In my view, and maybe this sounds strange after many words on defining health2.0, the search for a definition is unnecessarily.  The quest seems especially motivated by the market itself.  They need a label.  Health2.0 as a definition risks to become a silo of concepts like ‘demanded care’, ‘user centered’ and ‘dual management’. I think this is not the goal and wish of the health2.0-thinkers.  Health2.0 doesn’t need a comprehensive definition:

 Health2.0 is a vision.

It is a vision on care and cure by people (patients, caregivers, volunteers, etc.).  It’s a vision on issues about networking and co-creation. A difficult vision because you can’t get a real grip on it. It’s not about top-down directing, but about bottom-up facilitating. So this vision, this view, is supported by the above mentioned  characteristics. From this vision, you and I can work (innovation, change, etc.: better care).
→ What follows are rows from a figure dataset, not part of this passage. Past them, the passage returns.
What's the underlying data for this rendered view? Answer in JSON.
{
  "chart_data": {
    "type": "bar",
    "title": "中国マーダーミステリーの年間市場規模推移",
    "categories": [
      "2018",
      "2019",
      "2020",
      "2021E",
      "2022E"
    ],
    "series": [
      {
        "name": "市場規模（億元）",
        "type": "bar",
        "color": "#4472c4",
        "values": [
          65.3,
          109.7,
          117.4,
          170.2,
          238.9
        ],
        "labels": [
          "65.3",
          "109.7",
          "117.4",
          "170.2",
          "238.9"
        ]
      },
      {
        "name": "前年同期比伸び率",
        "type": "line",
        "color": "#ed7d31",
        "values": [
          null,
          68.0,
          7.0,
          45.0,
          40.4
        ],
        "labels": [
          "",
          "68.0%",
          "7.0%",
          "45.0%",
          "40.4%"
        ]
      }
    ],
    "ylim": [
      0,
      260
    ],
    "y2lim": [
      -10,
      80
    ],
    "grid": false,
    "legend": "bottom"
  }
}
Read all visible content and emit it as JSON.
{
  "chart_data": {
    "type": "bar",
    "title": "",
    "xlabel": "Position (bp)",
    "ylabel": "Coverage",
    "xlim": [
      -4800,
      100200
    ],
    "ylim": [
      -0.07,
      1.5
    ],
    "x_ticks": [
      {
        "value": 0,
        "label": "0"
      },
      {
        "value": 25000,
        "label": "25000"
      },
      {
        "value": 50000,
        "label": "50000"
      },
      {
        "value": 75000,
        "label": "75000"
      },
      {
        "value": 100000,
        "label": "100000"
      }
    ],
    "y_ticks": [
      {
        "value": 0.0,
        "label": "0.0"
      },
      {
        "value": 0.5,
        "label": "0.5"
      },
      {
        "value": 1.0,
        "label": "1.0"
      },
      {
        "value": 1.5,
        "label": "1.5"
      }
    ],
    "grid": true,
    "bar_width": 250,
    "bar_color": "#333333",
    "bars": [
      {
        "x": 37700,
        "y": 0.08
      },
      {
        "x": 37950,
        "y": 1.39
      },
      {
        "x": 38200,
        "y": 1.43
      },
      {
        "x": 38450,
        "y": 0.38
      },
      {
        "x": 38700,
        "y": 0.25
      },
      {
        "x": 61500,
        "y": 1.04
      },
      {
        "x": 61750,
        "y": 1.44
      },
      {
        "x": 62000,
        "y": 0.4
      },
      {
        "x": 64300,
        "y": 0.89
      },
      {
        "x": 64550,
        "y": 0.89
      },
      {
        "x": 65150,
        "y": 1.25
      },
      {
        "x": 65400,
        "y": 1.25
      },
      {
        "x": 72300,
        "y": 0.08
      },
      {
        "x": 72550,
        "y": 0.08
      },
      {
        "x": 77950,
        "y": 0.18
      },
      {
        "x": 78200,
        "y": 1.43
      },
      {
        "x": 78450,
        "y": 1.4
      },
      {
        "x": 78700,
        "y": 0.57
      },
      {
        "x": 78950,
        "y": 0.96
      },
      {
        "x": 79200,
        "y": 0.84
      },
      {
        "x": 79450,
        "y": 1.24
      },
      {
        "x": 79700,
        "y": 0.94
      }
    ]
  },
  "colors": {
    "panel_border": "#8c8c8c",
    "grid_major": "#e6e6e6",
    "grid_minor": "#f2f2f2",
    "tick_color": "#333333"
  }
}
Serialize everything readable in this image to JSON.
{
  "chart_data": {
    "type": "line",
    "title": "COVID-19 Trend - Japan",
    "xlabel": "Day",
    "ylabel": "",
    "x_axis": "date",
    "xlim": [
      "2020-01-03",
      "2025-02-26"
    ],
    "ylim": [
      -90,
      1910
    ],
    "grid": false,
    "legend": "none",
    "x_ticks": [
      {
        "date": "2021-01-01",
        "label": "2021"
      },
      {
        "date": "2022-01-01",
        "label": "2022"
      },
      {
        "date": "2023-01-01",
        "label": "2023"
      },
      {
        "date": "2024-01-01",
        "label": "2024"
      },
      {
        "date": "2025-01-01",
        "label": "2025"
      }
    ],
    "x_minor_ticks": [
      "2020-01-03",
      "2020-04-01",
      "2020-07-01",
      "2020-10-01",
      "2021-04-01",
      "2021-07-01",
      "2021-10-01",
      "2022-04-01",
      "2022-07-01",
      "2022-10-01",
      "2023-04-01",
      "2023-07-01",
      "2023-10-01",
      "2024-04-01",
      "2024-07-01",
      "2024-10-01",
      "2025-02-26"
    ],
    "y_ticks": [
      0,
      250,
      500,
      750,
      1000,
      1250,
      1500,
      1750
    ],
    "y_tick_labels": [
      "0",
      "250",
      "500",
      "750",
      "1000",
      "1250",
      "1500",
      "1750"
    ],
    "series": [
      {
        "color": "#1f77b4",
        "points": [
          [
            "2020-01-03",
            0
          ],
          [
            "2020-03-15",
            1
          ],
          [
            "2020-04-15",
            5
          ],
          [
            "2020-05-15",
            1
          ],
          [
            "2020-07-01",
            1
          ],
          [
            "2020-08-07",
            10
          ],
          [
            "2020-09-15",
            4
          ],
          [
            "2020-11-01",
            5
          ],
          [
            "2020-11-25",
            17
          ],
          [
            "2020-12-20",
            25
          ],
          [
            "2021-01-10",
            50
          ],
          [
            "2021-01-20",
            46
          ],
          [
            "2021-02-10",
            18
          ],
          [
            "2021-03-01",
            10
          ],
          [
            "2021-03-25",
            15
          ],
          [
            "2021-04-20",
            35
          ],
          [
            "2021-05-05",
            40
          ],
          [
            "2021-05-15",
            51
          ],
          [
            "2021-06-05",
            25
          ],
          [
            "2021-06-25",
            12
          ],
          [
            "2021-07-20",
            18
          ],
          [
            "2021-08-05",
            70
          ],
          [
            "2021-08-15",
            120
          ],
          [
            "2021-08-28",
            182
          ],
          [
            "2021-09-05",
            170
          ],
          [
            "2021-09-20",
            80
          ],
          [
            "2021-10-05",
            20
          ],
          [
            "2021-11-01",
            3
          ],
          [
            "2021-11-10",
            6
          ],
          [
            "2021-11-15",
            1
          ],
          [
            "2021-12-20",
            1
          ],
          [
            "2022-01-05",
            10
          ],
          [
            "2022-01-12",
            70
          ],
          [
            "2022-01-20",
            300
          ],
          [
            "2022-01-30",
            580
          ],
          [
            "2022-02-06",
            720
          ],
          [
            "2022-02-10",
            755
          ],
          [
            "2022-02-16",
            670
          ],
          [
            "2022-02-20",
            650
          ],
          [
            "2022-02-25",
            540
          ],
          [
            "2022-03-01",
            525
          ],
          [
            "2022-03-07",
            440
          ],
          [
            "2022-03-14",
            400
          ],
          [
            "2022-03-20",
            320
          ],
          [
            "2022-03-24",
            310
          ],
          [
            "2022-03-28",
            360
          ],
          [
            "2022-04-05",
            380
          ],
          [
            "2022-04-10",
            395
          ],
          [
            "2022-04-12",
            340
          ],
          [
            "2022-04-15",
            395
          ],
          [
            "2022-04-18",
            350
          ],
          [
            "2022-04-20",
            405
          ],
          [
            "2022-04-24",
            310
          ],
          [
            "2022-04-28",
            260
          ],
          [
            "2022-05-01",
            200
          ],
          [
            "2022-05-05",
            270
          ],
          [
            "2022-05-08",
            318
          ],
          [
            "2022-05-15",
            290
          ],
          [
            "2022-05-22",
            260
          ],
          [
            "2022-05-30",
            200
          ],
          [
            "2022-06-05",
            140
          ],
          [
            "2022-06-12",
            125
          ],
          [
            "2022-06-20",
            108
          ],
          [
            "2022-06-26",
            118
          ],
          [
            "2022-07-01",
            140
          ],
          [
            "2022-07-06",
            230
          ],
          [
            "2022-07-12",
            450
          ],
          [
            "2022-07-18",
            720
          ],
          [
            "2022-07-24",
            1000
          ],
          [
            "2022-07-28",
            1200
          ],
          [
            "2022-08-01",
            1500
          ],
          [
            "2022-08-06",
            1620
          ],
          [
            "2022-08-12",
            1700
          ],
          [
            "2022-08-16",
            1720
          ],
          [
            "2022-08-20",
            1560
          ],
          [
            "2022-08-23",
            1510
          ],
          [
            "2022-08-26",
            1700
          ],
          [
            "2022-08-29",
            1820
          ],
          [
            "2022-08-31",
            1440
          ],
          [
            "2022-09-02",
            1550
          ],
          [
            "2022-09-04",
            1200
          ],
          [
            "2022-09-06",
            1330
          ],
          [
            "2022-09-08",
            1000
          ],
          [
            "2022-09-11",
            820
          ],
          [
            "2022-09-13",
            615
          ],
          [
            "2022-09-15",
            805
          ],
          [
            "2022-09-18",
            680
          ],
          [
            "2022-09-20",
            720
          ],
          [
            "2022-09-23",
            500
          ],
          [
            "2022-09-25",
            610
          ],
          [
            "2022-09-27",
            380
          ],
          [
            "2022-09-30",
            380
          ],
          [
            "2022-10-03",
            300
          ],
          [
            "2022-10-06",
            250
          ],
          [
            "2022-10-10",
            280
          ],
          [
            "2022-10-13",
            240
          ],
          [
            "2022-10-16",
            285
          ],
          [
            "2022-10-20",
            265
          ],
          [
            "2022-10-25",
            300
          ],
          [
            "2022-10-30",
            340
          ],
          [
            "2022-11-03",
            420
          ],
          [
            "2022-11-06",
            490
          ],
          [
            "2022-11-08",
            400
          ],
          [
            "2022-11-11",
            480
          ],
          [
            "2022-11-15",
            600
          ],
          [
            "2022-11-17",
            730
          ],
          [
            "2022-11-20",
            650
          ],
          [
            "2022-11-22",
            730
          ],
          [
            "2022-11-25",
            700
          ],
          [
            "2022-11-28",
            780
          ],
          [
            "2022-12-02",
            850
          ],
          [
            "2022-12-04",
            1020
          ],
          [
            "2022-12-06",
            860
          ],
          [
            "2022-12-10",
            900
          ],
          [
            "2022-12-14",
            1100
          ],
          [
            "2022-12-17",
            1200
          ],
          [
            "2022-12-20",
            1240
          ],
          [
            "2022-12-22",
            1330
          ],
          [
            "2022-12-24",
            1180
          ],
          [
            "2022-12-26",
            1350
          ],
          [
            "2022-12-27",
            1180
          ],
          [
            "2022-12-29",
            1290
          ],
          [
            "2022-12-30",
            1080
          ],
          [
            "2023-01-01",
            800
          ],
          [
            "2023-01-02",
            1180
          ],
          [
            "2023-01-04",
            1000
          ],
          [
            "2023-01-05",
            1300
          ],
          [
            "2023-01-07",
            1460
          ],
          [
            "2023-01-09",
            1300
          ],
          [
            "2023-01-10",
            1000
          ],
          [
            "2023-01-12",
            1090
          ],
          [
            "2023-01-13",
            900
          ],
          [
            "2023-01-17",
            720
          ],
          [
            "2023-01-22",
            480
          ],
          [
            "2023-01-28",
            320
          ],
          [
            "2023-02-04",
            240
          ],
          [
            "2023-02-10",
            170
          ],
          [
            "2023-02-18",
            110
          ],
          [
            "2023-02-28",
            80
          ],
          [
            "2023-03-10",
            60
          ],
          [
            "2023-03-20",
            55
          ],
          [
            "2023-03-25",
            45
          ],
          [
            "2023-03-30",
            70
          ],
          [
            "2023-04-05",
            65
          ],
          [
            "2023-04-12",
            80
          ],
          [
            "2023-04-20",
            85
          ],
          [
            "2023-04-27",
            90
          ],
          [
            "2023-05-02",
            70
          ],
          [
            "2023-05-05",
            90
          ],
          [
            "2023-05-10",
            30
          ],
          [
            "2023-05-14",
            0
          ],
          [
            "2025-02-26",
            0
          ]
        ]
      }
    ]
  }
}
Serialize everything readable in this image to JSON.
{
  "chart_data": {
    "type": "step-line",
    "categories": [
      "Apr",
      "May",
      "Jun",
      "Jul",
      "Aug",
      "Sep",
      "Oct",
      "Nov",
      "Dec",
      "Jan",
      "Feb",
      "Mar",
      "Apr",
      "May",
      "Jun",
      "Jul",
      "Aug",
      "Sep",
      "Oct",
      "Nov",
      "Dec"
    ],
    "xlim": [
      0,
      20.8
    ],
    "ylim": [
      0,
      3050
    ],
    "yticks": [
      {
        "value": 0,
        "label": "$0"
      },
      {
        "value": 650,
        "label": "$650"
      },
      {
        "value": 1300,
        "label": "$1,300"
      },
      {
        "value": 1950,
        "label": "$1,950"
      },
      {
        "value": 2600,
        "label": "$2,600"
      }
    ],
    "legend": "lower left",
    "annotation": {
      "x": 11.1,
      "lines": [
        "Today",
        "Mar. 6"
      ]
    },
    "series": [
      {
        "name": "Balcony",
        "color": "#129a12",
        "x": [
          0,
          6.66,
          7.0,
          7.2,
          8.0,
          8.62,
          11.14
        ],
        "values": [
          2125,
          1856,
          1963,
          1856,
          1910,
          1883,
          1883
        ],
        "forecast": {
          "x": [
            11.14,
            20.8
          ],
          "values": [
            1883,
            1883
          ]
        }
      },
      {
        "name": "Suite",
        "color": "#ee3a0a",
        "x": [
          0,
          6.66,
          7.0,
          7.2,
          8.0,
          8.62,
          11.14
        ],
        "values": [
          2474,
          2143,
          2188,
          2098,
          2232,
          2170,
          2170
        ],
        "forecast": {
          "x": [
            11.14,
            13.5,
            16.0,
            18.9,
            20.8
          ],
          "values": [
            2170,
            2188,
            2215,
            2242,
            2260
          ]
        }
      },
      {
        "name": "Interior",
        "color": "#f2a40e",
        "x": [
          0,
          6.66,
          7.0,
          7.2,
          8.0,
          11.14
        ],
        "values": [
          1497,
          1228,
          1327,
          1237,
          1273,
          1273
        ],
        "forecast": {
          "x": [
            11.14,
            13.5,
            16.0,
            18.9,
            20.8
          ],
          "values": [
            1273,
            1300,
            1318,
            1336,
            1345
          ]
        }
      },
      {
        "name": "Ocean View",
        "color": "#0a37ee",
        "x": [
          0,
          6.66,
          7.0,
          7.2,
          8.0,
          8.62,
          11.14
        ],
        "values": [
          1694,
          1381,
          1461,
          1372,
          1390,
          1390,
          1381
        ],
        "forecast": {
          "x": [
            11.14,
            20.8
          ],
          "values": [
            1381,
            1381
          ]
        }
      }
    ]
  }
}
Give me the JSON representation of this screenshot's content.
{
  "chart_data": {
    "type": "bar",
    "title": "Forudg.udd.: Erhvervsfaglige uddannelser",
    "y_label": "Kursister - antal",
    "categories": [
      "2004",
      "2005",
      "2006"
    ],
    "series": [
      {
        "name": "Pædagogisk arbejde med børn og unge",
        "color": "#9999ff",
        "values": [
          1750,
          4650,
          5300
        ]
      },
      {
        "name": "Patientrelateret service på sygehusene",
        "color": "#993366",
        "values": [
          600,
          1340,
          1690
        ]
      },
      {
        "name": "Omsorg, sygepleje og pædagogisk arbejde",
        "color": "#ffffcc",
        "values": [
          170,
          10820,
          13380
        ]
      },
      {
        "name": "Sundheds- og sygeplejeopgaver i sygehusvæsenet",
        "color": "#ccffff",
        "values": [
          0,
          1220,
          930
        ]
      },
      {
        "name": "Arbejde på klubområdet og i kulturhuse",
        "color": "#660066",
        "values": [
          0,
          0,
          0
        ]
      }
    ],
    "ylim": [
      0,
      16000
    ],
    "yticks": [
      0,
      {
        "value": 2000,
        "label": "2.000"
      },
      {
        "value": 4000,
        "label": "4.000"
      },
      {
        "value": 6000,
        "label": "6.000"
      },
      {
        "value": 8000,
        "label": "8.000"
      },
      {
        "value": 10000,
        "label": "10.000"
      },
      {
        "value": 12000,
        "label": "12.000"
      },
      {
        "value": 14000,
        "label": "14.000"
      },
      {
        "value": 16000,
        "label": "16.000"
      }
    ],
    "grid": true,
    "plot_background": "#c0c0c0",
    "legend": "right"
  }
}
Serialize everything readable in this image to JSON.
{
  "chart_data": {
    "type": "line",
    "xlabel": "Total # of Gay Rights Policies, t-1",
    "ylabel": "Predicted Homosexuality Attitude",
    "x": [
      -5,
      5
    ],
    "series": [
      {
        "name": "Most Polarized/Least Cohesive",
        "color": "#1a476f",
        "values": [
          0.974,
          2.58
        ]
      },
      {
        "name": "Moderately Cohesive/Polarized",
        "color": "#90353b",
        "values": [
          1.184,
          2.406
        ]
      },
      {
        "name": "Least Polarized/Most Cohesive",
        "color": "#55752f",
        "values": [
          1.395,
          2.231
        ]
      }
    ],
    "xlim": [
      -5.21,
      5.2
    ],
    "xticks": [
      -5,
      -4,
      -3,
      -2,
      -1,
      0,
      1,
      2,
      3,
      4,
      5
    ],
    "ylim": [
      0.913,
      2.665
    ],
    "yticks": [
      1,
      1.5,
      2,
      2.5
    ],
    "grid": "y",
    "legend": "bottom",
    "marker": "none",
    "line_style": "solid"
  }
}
Opportunities for this vision

With a vision and with the energy to work on it, we must also define the elements on which health2.0 can make positive changes. In a reaction to a posting of Fard Johnmar, Vijay Goel, M.D. describes five elements. Well, I think there are seven:

        Consumer / Patient decisions, through decision support and information/metrics

        Provider decisions, through sharing information and qualitative & quantitative decision support tools

        Care coordination, between patient, caregivers and the persons next to the patient

        Therapeutic advances in bringing technology into the care process

        Finance of care and cure

        Communication and marketing towards and with the stakeholders

        Structure and managing the organization

The first six opportunities are well known.  The last opportunity is the difficult one. This means a change of the present healthcare providing organizations. Many health2.0 applications and  organizations are new. It’s the entrepreneur who is embracing health2.0. However, healthcare isn’t just about entrepreneurs and creating new business. It’s also about taking the characteristics the ‘old and longstanding’ providers. Health2.0 provides them changes their paradigm, act more like a starfish (instead of staying a spider) and choose for ideas such as:

  • strategy through open conversation;
  • search, define and facilitate the networks in your organization, not the hierarchical structure of doctors, departments and  divisions;
  • stimulate open innovation and online peer-to-peer review of medical information and research;
  • find and stimulate the ‘value’ that really drives your employees and your stakeholders;
  • change to a value added business model based on the elements of wikinomics, long tail and other 2.0-ideas

Vision needs an open mind for change

When we use the characteristics of health2.0 and release them on the elements of a healthcare organization, there is still one thing needed: an open mind for the change of your paradigm. Despite of all conferences (with many entrepreneurs and a few patients), despite of all blog postings, it’s time to penetrate this health2.0-paradigm deep into the ‘old and longstanding’ healthcare organizations. I think that’s the 2009-goal for us health2.0-thinkers.